Although TMS provides exciting insights into different aspects of neural excitability and plasticity, the following limitations and aspects critical to both the techniques and designs or methodologies used in different studies should be taken into account: as previously shown, the spatial resolution of TMS is more limited than that of neuroimaging techniques, even when a figure-eight-shaped coil is used; an absence of changes in TMS measures does not necessarily rule out the presence of subtle neuroplastic changes; TMS is primarily useful for assessing the motor cortex, which is not always the most-involved area in patients with depression or other psychiatric disorders; generalizing findings from motor to nonmotor areas therefore requires caution, although TMS has been shown to reliably probe the excitability and connectivity of both motor and nonmotor cortical-subcortical networks (Reis et al., 2008); there is a degree of variability in the results of the studies reviewed here that might be explained by the heterogeneous phenotypes of the included affective disorders and the diagnostic overlap among them; the depressed patients included in the studies were often on antidepressant medications and other psychotropic drugs that may have affected TMS measures of excitability and plasticity.

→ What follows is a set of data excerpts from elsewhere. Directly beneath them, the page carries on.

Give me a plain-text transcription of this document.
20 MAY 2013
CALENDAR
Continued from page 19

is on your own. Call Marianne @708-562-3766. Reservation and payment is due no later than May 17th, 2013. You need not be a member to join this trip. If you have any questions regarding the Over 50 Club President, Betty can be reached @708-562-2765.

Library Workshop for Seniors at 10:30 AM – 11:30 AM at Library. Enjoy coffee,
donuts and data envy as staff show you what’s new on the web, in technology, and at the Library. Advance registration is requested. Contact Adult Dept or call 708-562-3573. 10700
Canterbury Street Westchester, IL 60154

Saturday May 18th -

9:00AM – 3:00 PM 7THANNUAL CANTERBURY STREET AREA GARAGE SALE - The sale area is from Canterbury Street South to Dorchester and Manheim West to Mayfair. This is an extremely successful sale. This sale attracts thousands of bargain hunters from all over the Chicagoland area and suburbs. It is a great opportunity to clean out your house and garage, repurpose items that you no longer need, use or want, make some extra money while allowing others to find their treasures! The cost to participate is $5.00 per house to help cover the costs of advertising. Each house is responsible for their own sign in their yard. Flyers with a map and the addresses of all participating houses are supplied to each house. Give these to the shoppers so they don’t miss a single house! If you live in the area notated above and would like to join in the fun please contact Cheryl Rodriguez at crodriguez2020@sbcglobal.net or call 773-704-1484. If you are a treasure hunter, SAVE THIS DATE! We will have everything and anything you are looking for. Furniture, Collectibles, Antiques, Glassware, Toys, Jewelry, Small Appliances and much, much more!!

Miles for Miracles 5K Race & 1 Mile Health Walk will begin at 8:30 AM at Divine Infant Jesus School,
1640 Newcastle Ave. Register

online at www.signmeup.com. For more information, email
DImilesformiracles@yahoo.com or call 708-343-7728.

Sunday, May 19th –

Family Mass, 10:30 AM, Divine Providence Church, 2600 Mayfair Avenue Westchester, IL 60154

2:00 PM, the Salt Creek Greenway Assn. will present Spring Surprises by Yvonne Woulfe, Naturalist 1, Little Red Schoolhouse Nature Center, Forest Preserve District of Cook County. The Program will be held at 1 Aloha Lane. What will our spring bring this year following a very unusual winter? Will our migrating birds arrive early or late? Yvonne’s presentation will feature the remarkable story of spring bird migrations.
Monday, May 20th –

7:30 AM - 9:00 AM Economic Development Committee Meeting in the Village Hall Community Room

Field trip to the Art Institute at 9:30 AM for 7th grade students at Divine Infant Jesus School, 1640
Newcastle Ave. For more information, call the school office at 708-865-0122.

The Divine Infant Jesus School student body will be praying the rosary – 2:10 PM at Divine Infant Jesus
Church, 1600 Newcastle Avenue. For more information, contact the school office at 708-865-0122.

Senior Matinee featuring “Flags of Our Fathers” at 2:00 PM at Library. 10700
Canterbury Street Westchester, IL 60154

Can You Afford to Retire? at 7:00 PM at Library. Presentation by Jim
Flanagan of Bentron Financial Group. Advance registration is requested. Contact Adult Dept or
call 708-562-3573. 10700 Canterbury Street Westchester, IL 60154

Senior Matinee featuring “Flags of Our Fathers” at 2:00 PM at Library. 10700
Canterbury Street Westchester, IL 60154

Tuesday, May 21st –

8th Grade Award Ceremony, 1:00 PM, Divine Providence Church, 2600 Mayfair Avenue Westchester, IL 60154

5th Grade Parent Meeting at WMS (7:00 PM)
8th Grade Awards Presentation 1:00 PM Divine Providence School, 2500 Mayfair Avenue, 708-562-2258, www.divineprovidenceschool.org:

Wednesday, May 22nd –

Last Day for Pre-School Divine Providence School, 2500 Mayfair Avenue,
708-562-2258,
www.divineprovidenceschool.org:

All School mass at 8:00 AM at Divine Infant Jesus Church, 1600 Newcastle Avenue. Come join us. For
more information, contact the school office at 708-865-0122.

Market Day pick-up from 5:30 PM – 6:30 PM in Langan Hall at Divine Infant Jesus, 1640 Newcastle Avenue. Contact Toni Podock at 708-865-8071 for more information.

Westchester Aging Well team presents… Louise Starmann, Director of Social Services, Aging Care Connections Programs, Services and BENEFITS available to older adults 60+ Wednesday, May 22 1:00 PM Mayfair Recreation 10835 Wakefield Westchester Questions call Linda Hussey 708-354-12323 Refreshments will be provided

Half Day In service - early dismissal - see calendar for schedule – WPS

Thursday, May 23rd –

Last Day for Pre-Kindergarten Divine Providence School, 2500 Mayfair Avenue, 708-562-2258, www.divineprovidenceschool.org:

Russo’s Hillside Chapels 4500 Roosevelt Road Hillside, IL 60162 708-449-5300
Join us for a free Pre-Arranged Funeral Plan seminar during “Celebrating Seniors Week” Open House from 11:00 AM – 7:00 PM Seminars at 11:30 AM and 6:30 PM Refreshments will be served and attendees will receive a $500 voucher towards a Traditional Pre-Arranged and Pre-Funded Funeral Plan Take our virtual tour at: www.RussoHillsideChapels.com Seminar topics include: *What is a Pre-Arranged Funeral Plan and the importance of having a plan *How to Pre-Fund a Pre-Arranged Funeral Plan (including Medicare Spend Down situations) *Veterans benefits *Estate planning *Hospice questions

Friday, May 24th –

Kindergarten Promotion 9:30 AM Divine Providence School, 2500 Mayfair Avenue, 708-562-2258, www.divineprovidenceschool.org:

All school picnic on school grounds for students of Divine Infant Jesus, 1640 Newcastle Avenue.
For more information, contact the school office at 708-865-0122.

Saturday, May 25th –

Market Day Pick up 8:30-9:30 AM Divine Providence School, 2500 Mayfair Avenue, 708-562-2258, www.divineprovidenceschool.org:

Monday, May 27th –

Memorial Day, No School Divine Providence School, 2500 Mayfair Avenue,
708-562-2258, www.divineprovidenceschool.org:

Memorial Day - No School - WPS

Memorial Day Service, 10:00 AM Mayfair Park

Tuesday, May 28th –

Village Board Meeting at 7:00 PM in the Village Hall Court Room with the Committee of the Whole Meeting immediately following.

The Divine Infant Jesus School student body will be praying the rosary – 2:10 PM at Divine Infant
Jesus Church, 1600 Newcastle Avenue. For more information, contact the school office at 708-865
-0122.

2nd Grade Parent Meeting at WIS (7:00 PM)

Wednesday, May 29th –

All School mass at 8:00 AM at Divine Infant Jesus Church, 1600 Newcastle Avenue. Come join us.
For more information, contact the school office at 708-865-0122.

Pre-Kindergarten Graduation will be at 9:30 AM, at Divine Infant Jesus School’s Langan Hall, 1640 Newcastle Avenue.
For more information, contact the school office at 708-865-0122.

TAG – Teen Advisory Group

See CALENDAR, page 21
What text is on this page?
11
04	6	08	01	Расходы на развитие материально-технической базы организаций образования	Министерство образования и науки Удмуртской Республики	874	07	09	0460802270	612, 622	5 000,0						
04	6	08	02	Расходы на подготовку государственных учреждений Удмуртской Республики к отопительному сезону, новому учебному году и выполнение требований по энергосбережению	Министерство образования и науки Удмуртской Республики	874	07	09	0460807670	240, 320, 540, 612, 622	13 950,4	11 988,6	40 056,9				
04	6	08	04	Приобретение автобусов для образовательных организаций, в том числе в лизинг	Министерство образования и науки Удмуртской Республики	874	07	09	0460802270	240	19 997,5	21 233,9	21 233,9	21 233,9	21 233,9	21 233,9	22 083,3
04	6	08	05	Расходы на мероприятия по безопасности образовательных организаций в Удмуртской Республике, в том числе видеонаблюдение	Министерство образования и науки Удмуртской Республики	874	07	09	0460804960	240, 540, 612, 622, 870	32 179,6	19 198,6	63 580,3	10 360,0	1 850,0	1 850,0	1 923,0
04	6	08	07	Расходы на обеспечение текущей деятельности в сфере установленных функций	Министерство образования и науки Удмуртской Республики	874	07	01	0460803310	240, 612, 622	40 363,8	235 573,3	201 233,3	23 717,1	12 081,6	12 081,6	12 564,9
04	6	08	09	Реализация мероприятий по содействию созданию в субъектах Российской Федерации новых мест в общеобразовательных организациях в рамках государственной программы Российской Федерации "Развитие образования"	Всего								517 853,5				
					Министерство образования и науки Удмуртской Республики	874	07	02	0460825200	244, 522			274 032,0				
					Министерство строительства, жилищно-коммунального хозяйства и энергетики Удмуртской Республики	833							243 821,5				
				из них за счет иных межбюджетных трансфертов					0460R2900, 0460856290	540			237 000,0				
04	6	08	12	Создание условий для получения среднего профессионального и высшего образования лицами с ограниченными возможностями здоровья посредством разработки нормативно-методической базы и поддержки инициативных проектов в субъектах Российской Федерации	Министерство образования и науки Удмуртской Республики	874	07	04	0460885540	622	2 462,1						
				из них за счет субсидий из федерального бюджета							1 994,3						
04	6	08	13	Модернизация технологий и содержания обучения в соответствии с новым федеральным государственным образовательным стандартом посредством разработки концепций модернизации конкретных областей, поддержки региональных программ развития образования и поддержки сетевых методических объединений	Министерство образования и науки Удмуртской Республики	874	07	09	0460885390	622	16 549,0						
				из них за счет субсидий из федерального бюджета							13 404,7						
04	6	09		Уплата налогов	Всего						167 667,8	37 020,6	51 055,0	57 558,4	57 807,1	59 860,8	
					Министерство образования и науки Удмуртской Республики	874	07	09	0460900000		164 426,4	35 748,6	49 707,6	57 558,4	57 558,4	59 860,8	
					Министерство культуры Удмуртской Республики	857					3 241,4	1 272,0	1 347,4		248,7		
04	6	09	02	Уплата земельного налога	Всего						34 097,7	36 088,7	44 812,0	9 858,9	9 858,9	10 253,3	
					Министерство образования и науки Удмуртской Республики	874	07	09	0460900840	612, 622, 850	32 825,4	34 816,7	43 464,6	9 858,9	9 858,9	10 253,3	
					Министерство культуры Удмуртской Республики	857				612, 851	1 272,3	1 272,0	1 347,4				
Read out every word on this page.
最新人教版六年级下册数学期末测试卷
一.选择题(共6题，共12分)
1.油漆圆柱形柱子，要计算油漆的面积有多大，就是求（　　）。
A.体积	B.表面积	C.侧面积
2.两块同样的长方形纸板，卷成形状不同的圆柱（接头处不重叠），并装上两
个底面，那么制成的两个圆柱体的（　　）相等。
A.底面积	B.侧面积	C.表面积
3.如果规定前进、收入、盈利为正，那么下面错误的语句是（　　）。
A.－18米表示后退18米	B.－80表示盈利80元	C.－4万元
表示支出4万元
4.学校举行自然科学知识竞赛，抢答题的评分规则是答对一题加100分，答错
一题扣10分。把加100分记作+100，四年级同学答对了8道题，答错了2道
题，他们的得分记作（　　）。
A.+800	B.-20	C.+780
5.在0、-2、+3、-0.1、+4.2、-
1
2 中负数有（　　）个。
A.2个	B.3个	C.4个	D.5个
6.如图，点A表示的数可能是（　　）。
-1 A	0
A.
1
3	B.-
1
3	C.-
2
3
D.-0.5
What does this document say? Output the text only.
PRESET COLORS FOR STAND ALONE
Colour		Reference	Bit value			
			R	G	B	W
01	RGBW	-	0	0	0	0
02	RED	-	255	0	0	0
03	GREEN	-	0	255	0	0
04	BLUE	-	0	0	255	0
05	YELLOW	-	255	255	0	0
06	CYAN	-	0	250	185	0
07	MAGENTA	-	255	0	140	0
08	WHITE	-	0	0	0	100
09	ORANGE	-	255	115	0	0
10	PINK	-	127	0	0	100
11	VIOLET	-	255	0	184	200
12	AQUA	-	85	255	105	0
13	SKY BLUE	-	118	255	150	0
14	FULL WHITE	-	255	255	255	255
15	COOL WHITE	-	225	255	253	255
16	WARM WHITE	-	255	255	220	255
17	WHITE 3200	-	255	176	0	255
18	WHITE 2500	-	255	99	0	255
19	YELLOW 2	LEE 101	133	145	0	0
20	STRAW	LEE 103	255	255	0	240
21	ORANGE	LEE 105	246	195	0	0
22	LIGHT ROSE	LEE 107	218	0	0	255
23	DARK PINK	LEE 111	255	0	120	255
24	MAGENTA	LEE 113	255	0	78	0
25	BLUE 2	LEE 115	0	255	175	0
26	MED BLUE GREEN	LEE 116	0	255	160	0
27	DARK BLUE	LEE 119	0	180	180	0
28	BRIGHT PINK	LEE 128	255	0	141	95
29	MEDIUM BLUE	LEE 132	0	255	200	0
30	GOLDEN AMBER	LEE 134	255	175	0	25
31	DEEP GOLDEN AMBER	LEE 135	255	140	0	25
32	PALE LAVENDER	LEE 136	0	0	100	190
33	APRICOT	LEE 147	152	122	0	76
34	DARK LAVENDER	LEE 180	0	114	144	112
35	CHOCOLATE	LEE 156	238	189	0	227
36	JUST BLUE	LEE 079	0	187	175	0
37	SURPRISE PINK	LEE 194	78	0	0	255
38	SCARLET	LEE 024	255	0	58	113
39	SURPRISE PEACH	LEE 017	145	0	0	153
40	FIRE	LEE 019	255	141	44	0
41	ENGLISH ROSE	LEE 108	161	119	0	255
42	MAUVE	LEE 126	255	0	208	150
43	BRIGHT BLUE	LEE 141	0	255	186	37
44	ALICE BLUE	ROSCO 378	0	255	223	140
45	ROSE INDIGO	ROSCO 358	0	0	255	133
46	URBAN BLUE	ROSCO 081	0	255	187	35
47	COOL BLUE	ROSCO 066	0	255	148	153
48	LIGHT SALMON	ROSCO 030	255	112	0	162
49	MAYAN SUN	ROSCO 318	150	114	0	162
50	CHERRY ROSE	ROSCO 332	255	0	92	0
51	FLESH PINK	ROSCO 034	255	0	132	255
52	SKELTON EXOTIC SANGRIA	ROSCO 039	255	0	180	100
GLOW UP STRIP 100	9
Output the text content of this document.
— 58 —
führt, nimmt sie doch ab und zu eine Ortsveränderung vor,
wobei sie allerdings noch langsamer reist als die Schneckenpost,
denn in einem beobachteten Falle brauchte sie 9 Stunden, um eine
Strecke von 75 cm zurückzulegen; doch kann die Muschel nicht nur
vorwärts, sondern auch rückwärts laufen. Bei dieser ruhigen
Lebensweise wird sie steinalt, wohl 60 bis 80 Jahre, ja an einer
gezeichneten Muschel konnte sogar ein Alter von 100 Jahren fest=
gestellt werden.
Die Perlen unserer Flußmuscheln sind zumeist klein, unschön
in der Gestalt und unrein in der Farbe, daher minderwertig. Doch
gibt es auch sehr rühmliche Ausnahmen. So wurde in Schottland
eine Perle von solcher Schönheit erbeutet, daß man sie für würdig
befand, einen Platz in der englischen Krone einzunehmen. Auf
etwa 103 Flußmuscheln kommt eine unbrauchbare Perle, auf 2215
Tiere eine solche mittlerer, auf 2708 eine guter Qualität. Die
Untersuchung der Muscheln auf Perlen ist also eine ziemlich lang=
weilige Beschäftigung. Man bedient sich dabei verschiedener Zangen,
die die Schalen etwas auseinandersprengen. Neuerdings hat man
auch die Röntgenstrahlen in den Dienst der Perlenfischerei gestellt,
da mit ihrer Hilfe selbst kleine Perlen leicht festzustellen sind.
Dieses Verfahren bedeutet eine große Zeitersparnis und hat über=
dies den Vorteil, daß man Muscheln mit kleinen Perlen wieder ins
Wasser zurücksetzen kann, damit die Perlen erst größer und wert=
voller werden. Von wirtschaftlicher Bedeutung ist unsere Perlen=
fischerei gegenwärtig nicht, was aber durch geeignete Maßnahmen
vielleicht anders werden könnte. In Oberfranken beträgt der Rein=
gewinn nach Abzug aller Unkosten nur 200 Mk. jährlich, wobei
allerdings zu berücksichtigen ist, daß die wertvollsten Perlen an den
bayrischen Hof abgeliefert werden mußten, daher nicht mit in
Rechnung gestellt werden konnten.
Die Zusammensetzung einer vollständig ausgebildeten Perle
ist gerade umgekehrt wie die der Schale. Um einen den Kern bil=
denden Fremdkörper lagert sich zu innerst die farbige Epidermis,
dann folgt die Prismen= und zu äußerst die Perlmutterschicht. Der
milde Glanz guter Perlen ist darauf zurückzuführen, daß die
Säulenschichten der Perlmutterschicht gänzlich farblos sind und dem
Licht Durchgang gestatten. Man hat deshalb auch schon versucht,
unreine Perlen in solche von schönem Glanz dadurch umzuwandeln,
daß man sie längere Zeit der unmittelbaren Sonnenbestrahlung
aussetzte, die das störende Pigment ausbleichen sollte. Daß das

Furthermore, only a few studies have evaluated patients in a remission state, and it is therefore difficult to determine whether neuroplasticity may be an underlying pathophysiological mechanism of the disease or a state-dependent phenomenon. finally, although the hypothesis that disrupted synaptic plasticity contributes to depression may open paths to novel TMS-driven drugs, very few such studies have so far been carried out.

Conclusions

Studying cortical excitability and synaptic plasticity using TMS may lead to new insights into the electrophysiology and neurochemistry underlying a wide spectrum of depressive disorders. The observed TMS patterns may indicate the different pathological substrates of neuropsychiatric diseases and explain some symptoms, such as fatigue and motor inertia, which are frequently reported in depressed patients. In the near future, interventions aimed at enhancing neuroplasticity should merit special attention. Particular consideration should be given to the role of noninvasive brain stimulation techniques, the genetic profiles of subjects, and the pharmacological effects of drugs that act on multiple neurotransmission pathways.

Summary statement

Transcranial magnetic stimulation sheds light on the in vivo neurochemical mechanisms underlying cortical plasticity in patients with major depression.